The Week Ahead: Finally, real basketball! Six teams open their seasons on Friday night, headlined by Harvard playing Stanford in Beijing (11 pm, ESPN2). That same evening, all three new head coaches make their debuts on the road. Yale visits Washington on Sunday, the start of a grueling November for the young Bulldogs. Princeton is the last team to tip, waiting for a huge Monday clash at BYU (10pm, ESPN2).
- Princeton — If Princeton split into two teams, would both make the Ivy League Tournament? Let’s say Team Orange is Cannady-Bell-Stephens-Caruso-Brennan and Team Black is Rayner-Weisz-Cook-Brase-Miller, with reserves sprinkled in. Depth would be an issue over a full season, but for one game, I’m taking both of those squads over anyone besides Harvard or Yale.
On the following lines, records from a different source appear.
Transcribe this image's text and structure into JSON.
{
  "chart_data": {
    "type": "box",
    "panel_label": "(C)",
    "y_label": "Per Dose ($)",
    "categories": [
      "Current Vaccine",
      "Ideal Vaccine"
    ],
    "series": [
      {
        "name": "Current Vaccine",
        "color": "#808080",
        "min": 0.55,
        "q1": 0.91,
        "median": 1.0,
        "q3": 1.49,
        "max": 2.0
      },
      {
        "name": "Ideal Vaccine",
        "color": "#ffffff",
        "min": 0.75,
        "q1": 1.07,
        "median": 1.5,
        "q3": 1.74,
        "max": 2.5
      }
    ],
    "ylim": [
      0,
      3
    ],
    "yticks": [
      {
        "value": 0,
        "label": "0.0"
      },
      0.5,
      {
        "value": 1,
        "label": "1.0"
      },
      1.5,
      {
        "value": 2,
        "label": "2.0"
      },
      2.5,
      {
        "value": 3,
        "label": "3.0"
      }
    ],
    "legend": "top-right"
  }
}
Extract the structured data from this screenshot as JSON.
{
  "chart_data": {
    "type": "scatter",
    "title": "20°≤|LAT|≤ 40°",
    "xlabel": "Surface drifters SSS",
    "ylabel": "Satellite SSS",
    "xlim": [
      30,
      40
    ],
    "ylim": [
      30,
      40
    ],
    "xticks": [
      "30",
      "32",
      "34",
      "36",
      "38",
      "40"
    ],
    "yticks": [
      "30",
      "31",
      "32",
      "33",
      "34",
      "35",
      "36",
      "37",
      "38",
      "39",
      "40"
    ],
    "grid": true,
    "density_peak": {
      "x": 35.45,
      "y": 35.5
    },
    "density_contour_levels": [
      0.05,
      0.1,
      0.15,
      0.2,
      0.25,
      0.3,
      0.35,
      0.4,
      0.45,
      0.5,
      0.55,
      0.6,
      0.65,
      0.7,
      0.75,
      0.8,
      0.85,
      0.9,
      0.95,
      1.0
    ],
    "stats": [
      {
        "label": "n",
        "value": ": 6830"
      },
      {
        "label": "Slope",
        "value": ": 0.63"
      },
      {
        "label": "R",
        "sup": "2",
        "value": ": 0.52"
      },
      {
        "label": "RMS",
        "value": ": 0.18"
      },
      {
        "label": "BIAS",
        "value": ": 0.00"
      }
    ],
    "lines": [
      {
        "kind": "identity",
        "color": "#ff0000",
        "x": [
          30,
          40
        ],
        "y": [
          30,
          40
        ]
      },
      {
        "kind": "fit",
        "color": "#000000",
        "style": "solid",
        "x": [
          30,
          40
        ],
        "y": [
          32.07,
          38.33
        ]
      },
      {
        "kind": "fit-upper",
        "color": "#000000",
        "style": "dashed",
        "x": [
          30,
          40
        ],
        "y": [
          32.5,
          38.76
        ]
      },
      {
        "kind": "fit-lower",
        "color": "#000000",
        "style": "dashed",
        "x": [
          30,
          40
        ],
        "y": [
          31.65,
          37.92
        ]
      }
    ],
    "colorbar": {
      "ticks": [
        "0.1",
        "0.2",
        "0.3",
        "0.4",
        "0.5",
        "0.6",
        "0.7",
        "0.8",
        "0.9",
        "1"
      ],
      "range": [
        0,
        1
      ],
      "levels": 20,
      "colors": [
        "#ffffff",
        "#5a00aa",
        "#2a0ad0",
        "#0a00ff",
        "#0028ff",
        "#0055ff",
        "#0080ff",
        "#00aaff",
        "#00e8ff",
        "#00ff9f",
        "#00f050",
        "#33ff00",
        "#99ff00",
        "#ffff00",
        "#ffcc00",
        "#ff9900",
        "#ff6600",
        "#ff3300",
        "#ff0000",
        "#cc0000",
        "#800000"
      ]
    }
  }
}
- Harvard — At the risk of reading too much into an exhibition game, keep an eye on Christian Juzang: He wasn’t expected to be one of Harvard’s top freshmen, but he played the second-most minutes against MIT. Chris Lewis and Seth Towns started, and Bryce Aiken is also sure to get plenty of opportunities from Harvard’s vaunted rookie class. This ranking assumes Zena Edosomwan is healthy — he looked fine last month, but sat out the MIT exhibition and battled injuries last year. Even the deep Crimson can’t afford to lose a Player of the Year candidate.
- Yale — The Bulldogs should make it a true three-team race, but I can’t rank them ahead of Harvard. Compare the returning cores: Is Mason-Dallier-Downey better than Chambers-Johnson-Edosomwan? If so, it’s a very slight edge. As awesome as Jordan Bruner looks, Harvard’s freshman class is much deeper. And I don’t see much of a gap between the rest of the rosters. Yale could certainly end up ahead of Harvard, but I don’t see the case for predicting that today.
- Penn — Fourth place is the hardest call, with half the league having a good argument. In the end, I trust Penn’s offense more than any other unit left. Brodeur and Wood seem legit, which gives the Quakers a solid starting five. Their defense won’t be good, but they can score enough to win games.
- Columbia — The Lions have the most upside in this tier: Their frontcourt can really score, Nate Hickman is making highlight reels, and young point guards have potential. But defense should still be an issue, and the history of teams that lose so much talent is not good. If Kyle Castlin is not available, as rumored, there isn’t a single proven player in the backcourt.
- Dartmouth — A pair of Ians could make an impact right away, but new coach Dave McLaughlin will need to figure out how they fit. Ian Sistare comes in as a combo guard, but this team is in need of a strong point guard who can distribute. If Sistare isn’t that guy, Guilien Smith or someone else might need to make a leap forward. Ian Carter is also highly regarded, but his natural power forward position overlaps with Evan Boudreaux’s. Is he strong enough to play up front alongside Boudreaux (who needs a solid partner defensively), or quick enough to defend at the three?
- Cornell — The Big Red returns everyone from last year, and Brian Earl will help the team tactically from day one. But there is just so much ground to make up — they were outscored by .17 points per possession last year, by far the league’s worst. Matt Morgan can’t be better offensively than he was last year (can he?), and Darryl Smith won’t shoot ten billion percent Shot selection will help on offense, and regression on defense, but that’s not enough to make up the entire gap between last place and the top four.
- Brown — This is the same core that’s finished tied for last in two straight seasons, and it won’t improve without help from somewhere new. The best bet might be Blake Wilkinson, whose path to Providence started at Utah way back in 2011 and wound its way through an LDS mission and a Beehive State junior college. In the best-case scenario, he’s a scoring threat and a strong power forward, getting the Bears away from the small lineups that were killed defensively last year. Otherwise, they’re pretty much just running back last year’s playbook without Cedric Kuakumensah.